La via del primino: abissi, svolte e illuminazioni divine

Il primino, armato di ombrellino pieghevole per sfidare le intemeperie, stamattina  mi ha salutata proclamando:"Addio, mamma! Parto per una nuova avventura..." 
E così, inizia la seconda settimana di scuola: facciamo un bilancio delle prima. 

Il secondo giorno di frequenza, il neo-liceale piomba in cucina con aria trafelata: “Mamma, ho la stessa prof di mate dei miei fratelli!”
“Bene. Ricordo che era severa, ma molto brava” dichiaro.
“Mhm. Anche lei si ricorda di loro… Mi ha chiesto come stanno!” ribatte lui.
“Ti dovrai impegnare, sai. Se non sbaglio, anche Davide è riuscito a prendere cinque, con lei…” lo informo, neutra.
L’uomo cambia tinta e sbotta, sconvolto: “VADO A STUDIARE MATEMATICA!!!”
Scomparso all’istante: nonostante non siano nemmeno le due, pianta la testa sui libri e non si muove più di lì.
Dopo un’ora, me lo vedo ricomparire davanti: “Ho verificato la differenza fra i libri di testo delle medie e questi. Stiamo ripassando le potenze: alle medie, l’argomento era polverizzato in una riga e mezza. Qui, sono quasi tre pagine! C’è un abisso empireo…” esala, con tono depresso; quindi, osserva: "Credevo di dover studiare sette camicie, al liceo. Dopo oggi, ho capito: ne dovrò sudare sette all'ennesima potenza!"
In un modo o nell'altro, almeno l'argomento potenze pare introiettato.
Un bel po’ dopo, rieccolo: “Ho fatto un’altra verifica.
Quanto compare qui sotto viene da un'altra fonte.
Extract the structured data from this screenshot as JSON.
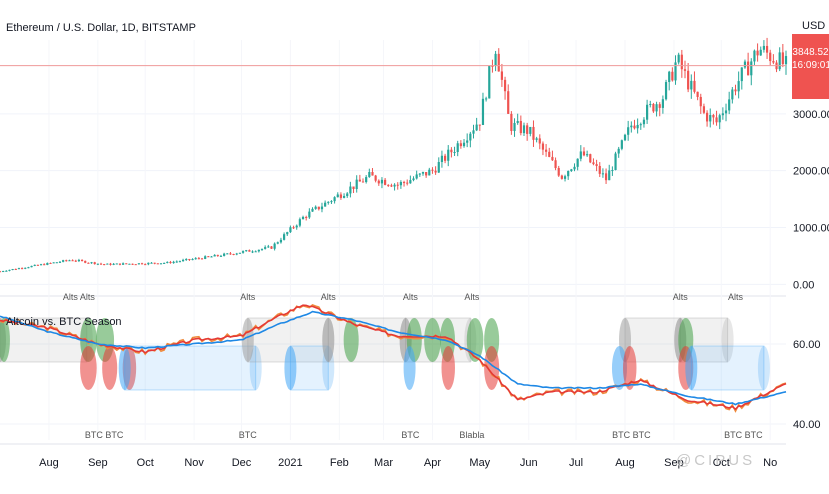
{
  "chart_title": "Ethereum / U.S. Dollar, 1D, BITSTAMP",
  "currency": "USD",
  "last_price": "3848.52",
  "countdown": "16:09:01",
  "watermark": "@CIPUS",
  "indicator_title": "Altcoin vs. BTC Season",
  "colors": {
    "up": "#26a69a",
    "down": "#ef5350",
    "price_line": "#ef9a9a",
    "alt_fill": "#43a047",
    "alt_red": "#e53935",
    "btc_fill": "#42a5f5",
    "neutral": "#9e9e9e",
    "line_blue": "#1e88e5",
    "line_red": "#e53935",
    "line_orange": "#ef8a3c"
  },
  "chart_data": [
    {
      "type": "candlestick",
      "title": "Ethereum / U.S. Dollar, 1D, BITSTAMP",
      "ylim": [
        -100,
        4300
      ],
      "y_ticks": [
        "0.00",
        "1000.00",
        "2000.00",
        "3000.00"
      ],
      "y_tick_values": [
        0,
        1000,
        2000,
        3000
      ],
      "x_ticks": [
        "Aug",
        "Sep",
        "Oct",
        "Nov",
        "Dec",
        "2021",
        "Feb",
        "Mar",
        "Apr",
        "May",
        "Jun",
        "Jul",
        "Aug",
        "Sep",
        "Oct",
        "No"
      ],
      "x_tick_dates": [
        "2020-08-01",
        "2020-09-01",
        "2020-10-01",
        "2020-11-01",
        "2020-12-01",
        "2021-01-01",
        "2021-02-01",
        "2021-03-01",
        "2021-04-01",
        "2021-05-01",
        "2021-06-01",
        "2021-07-01",
        "2021-08-01",
        "2021-09-01",
        "2021-10-01",
        "2021-11-01"
      ],
      "x_range": [
        "2020-07-01",
        "2021-11-11"
      ],
      "price_anchors": [
        {
          "date": "2020-07-01",
          "close": 230
        },
        {
          "date": "2020-08-15",
          "close": 430
        },
        {
          "date": "2020-09-05",
          "close": 350
        },
        {
          "date": "2020-10-15",
          "close": 380
        },
        {
          "date": "2020-11-20",
          "close": 520
        },
        {
          "date": "2020-12-20",
          "close": 650
        },
        {
          "date": "2021-01-10",
          "close": 1200
        },
        {
          "date": "2021-02-20",
          "close": 1900
        },
        {
          "date": "2021-03-10",
          "close": 1750
        },
        {
          "date": "2021-04-01",
          "close": 2000
        },
        {
          "date": "2021-04-15",
          "close": 2400
        },
        {
          "date": "2021-05-01",
          "close": 2900
        },
        {
          "date": "2021-05-11",
          "close": 4200
        },
        {
          "date": "2021-05-20",
          "close": 2800
        },
        {
          "date": "2021-06-01",
          "close": 2700
        },
        {
          "date": "2021-06-22",
          "close": 1900
        },
        {
          "date": "2021-07-05",
          "close": 2300
        },
        {
          "date": "2021-07-20",
          "close": 1850
        },
        {
          "date": "2021-08-05",
          "close": 2800
        },
        {
          "date": "2021-08-25",
          "close": 3300
        },
        {
          "date": "2021-09-03",
          "close": 3950
        },
        {
          "date": "2021-09-20",
          "close": 3000
        },
        {
          "date": "2021-09-28",
          "close": 2850
        },
        {
          "date": "2021-10-10",
          "close": 3500
        },
        {
          "date": "2021-10-25",
          "close": 4150
        },
        {
          "date": "2021-11-11",
          "close": 3848.52
        }
      ],
      "last_price": 3848.52,
      "top_labels": [
        "Alts Alts",
        "Alts",
        "Alts",
        "Alts",
        "Alts",
        "Alts",
        "Alts"
      ],
      "top_label_dates": [
        "2020-08-20",
        "2020-12-05",
        "2021-01-25",
        "2021-03-18",
        "2021-04-26",
        "2021-09-05",
        "2021-10-10"
      ]
    },
    {
      "type": "line",
      "title": "Altcoin vs. BTC Season",
      "ylim": [
        36,
        71
      ],
      "y_ticks": [
        "40.00",
        "60.00"
      ],
      "y_tick_values": [
        40,
        60
      ],
      "series": [],
      "blue_anchors": [
        {
          "date": "2020-07-01",
          "value": 67
        },
        {
          "date": "2020-08-01",
          "value": 63
        },
        {
          "date": "2020-09-01",
          "value": 60
        },
        {
          "date": "2020-10-01",
          "value": 59
        },
        {
          "date": "2020-11-01",
          "value": 60
        },
        {
          "date": "2020-12-01",
          "value": 61
        },
        {
          "date": "2020-12-25",
          "value": 65
        },
        {
          "date": "2021-01-15",
          "value": 68
        },
        {
          "date": "2021-02-10",
          "value": 66
        },
        {
          "date": "2021-03-10",
          "value": 63
        },
        {
          "date": "2021-04-10",
          "value": 61
        },
        {
          "date": "2021-05-01",
          "value": 57
        },
        {
          "date": "2021-05-25",
          "value": 50
        },
        {
          "date": "2021-06-15",
          "value": 49
        },
        {
          "date": "2021-07-15",
          "value": 49
        },
        {
          "date": "2021-08-10",
          "value": 50
        },
        {
          "date": "2021-09-10",
          "value": 47
        },
        {
          "date": "2021-10-10",
          "value": 45
        },
        {
          "date": "2021-11-11",
          "value": 48
        }
      ],
      "red_anchors": [
        {
          "date": "2020-07-01",
          "value": 66
        },
        {
          "date": "2020-08-01",
          "value": 64
        },
        {
          "date": "2020-09-01",
          "value": 60
        },
        {
          "date": "2020-10-01",
          "value": 58
        },
        {
          "date": "2020-11-01",
          "value": 61
        },
        {
          "date": "2020-12-01",
          "value": 62
        },
        {
          "date": "2020-12-25",
          "value": 67
        },
        {
          "date": "2021-01-10",
          "value": 70
        },
        {
          "date": "2021-02-10",
          "value": 65
        },
        {
          "date": "2021-03-10",
          "value": 62
        },
        {
          "date": "2021-04-10",
          "value": 62
        },
        {
          "date": "2021-05-01",
          "value": 56
        },
        {
          "date": "2021-05-25",
          "value": 46
        },
        {
          "date": "2021-06-15",
          "value": 48
        },
        {
          "date": "2021-07-15",
          "value": 48
        },
        {
          "date": "2021-08-10",
          "value": 51
        },
        {
          "date": "2021-09-10",
          "value": 46
        },
        {
          "date": "2021-10-10",
          "value": 44
        },
        {
          "date": "2021-11-11",
          "value": 50
        }
      ],
      "season_zones": [
        {
          "kind": "neutral",
          "start": "2020-07-01",
          "end": "2020-08-25",
          "level": "upper"
        },
        {
          "kind": "alt",
          "start": "2020-07-01",
          "end": "2020-07-06",
          "level": "upper"
        },
        {
          "kind": "alt",
          "start": "2020-08-22",
          "end": "2020-08-30",
          "level": "upper"
        },
        {
          "kind": "alt",
          "start": "2020-09-01",
          "end": "2020-09-10",
          "level": "upper"
        },
        {
          "kind": "altred",
          "start": "2020-08-22",
          "end": "2020-08-30",
          "level": "lower"
        },
        {
          "kind": "altred",
          "start": "2020-09-05",
          "end": "2020-09-12",
          "level": "lower"
        },
        {
          "kind": "altred",
          "start": "2020-09-18",
          "end": "2020-09-24",
          "level": "lower"
        },
        {
          "kind": "btc",
          "start": "2020-09-18",
          "end": "2020-12-10",
          "level": "lower"
        },
        {
          "kind": "neutral",
          "start": "2020-12-05",
          "end": "2021-01-25",
          "level": "upper"
        },
        {
          "kind": "btc",
          "start": "2021-01-01",
          "end": "2021-01-25",
          "level": "lower"
        },
        {
          "kind": "neutral",
          "start": "2021-01-25",
          "end": "2021-03-15",
          "level": "upper"
        },
        {
          "kind": "alt",
          "start": "2021-02-05",
          "end": "2021-02-12",
          "level": "upper"
        },
        {
          "kind": "neutral",
          "start": "2021-03-15",
          "end": "2021-04-25",
          "level": "upper"
        },
        {
          "kind": "alt",
          "start": "2021-03-17",
          "end": "2021-03-24",
          "level": "upper"
        },
        {
          "kind": "btc",
          "start": "2021-03-15",
          "end": "2021-03-20",
          "level": "lower"
        },
        {
          "kind": "alt",
          "start": "2021-03-28",
          "end": "2021-04-05",
          "level": "upper"
        },
        {
          "kind": "alt",
          "start": "2021-04-07",
          "end": "2021-04-14",
          "level": "upper"
        },
        {
          "kind": "altred",
          "start": "2021-04-08",
          "end": "2021-04-14",
          "level": "lower"
        },
        {
          "kind": "alt",
          "start": "2021-04-24",
          "end": "2021-05-02",
          "level": "upper"
        },
        {
          "kind": "alt",
          "start": "2021-05-05",
          "end": "2021-05-12",
          "level": "upper"
        },
        {
          "kind": "altred",
          "start": "2021-05-05",
          "end": "2021-05-12",
          "level": "lower"
        },
        {
          "kind": "neutral",
          "start": "2021-08-01",
          "end": "2021-09-05",
          "level": "upper"
        },
        {
          "kind": "neutral",
          "start": "2021-09-05",
          "end": "2021-10-05",
          "level": "upper"
        },
        {
          "kind": "alt",
          "start": "2021-09-05",
          "end": "2021-09-12",
          "level": "upper"
        },
        {
          "kind": "btc",
          "start": "2021-07-25",
          "end": "2021-08-01",
          "level": "lower"
        },
        {
          "kind": "altred",
          "start": "2021-08-01",
          "end": "2021-08-07",
          "level": "lower"
        },
        {
          "kind": "altred",
          "start": "2021-09-05",
          "end": "2021-09-12",
          "level": "lower"
        },
        {
          "kind": "btc",
          "start": "2021-09-12",
          "end": "2021-10-28",
          "level": "lower"
        }
      ],
      "bottom_labels": [
        "BTC BTC",
        "BTC",
        "BTC",
        "Blabla",
        "BTC BTC",
        "BTC BTC"
      ],
      "bottom_label_dates": [
        "2020-09-05",
        "2020-12-05",
        "2021-03-18",
        "2021-04-26",
        "2021-08-05",
        "2021-10-15"
      ]
    }
  ]
}
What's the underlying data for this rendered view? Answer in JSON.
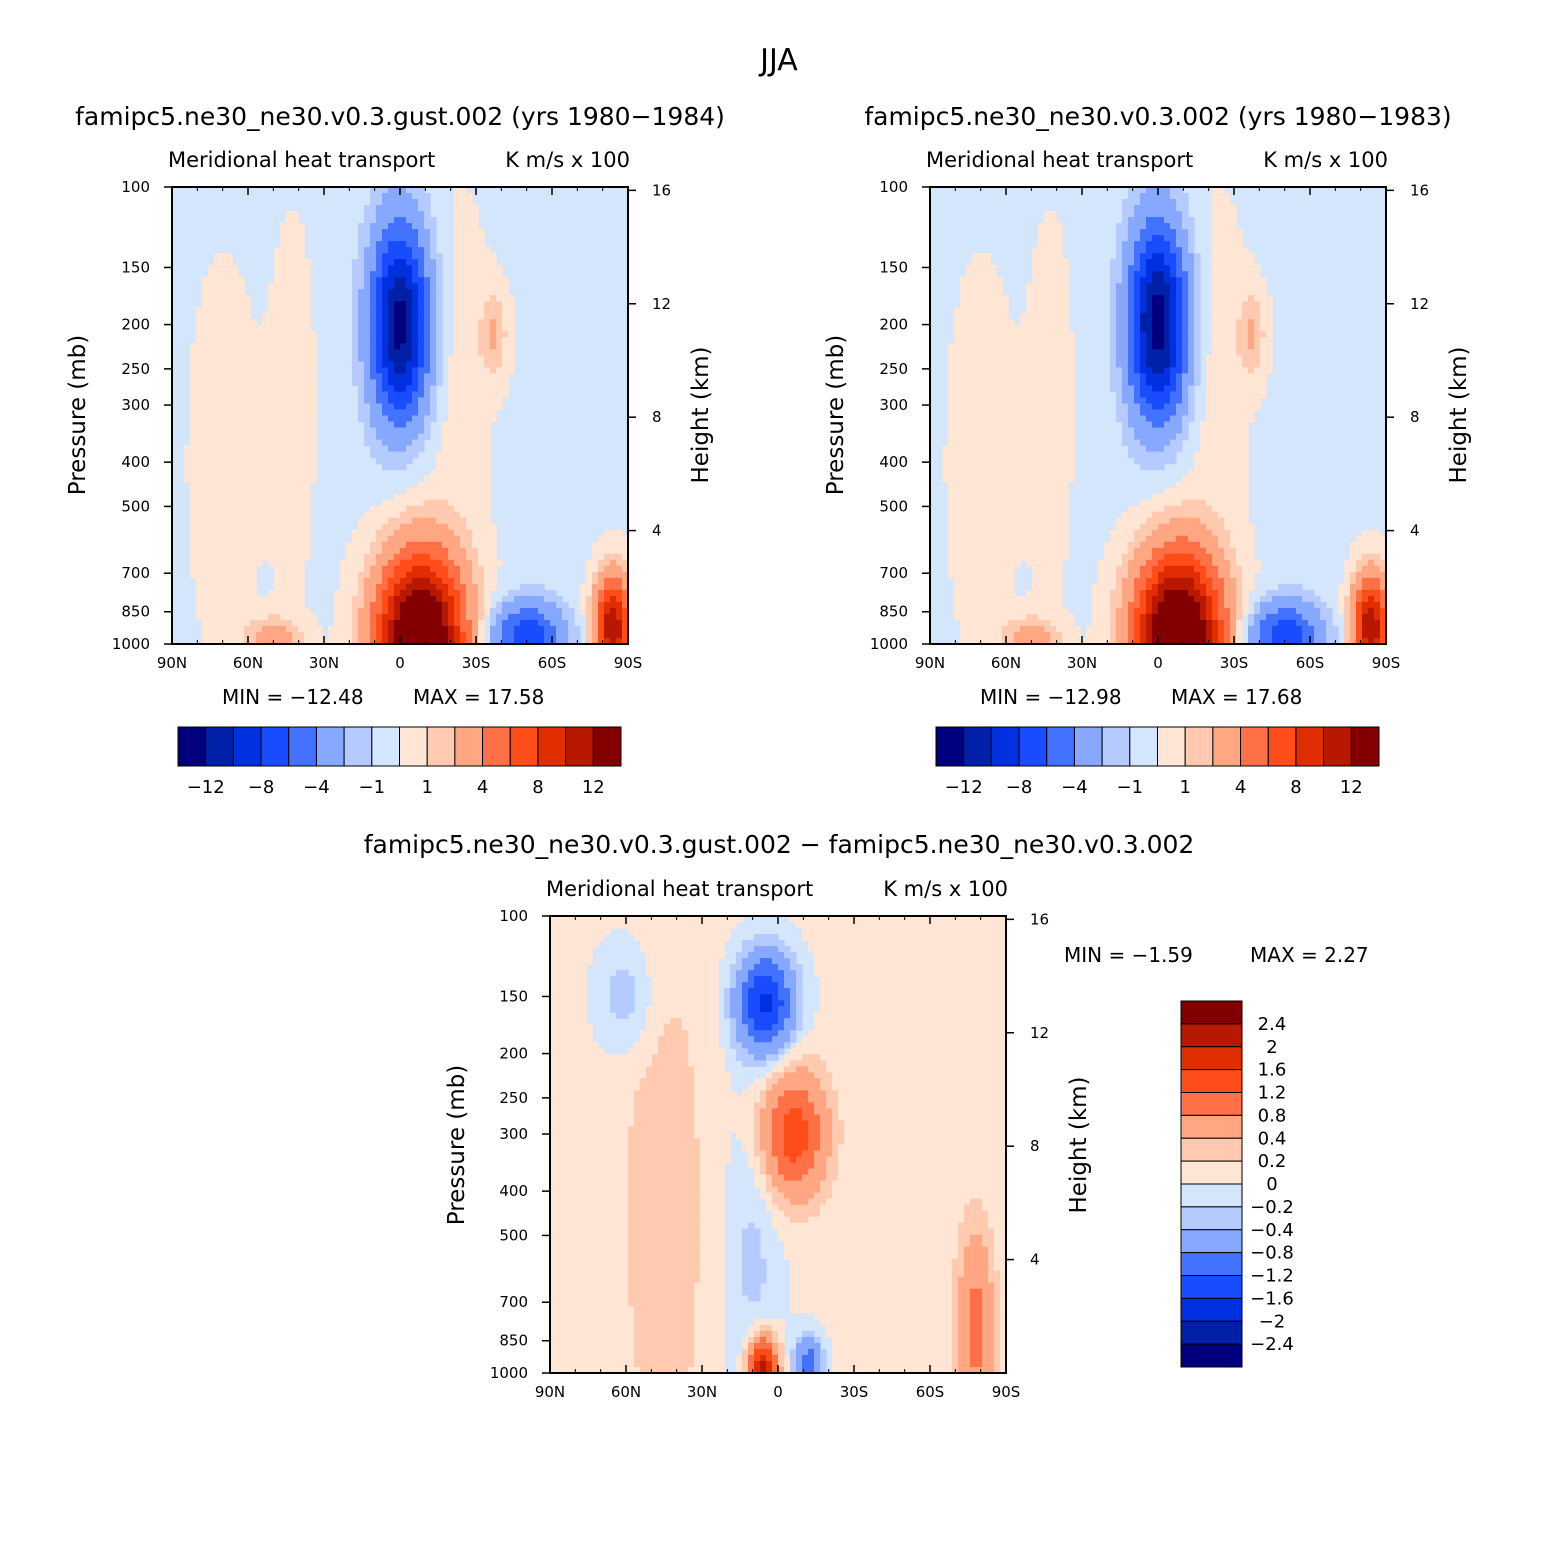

Stare attento a scuola e poi studiare a casa mi riduce…”
“…il lavoro a casa?”
“…stanco. Mi riduce stremato!”
Lo raggiungo in salotto, dove giace, stramazzato sul divano, a occhi chiusi, divelto dallo sforzo.
Sarà un cammino lungo e faticoso, decido, di fronte a tale scena cruenta.

Col passare dei giorni, fa conoscenza con i vari professori: a sentir lui, tutti dichiarano di nutrire una grande passione per la propria materia, e di insegnarla con entusiasmo.
“Ed è vero! Mamma, è vero: riescono a trasmetterla anche a noi, la loro passione…”
“Accipicchia. Quasi non ci credo. Allora, pensi sia la scuola giusta per te?” tento, speranzosa.
“Certo che sì! Non lo vedi come sono su di giri, la mattina, quando mi alzo e mi preparo? Non è più un peso, andare a scuola…” mi rassicura lui, con aria convinta.
“Gran cosa, questa. E… la prof che diceva di essere sadica?” chiedo.
“Quella non è cattiva. Quella è una veterana: ne ha viste di tutti i colori. Oggi ci ha detto di non buttarci dalle finestre, anche se siamo nei container!” risponde, serio.
“Buttarvi?! Perché, c’è gente che l’ha fatto???” trasecolo io. Gli studenti non finiscono mai di stupirmi.
“A quanto pare. In effetti, avrebbe fatto meglio a non dircelo: a noi non sarebbe mai venuto in mente. Così, ci ha dato un’idea…” ghigna, mefistofelico.
“Ci devi solo provare!” lo investo.
“Scherzo, mamma. Ormai le cose sono cambiate: nella mia vita c’è stata una svolta importante!” dichiara, con volto quasi grave.
“Consolante. Una svolta, eh?” mormoro io, mentre una flebile speranza si fa strada nel mio cuore di mamma. Vuoi vedere che siamo stati folgorati anche noi sulla via di Damasco…
“Certo: arrivato in fondo alla strada, per andare alle medie svoltavo a destra: adesso, per andare alle superiori, svolto a sinistra!” mi stende lui, per piazzarsi di nuovo davanti all’inseparabile schermo del PC.
Come volevasi dimostrare. Ripiantiamo i piedi a terra, e prepariamoci a soffrire: il paziente è vigile e reattivo. La prognosi, tuttavia, resta riservata.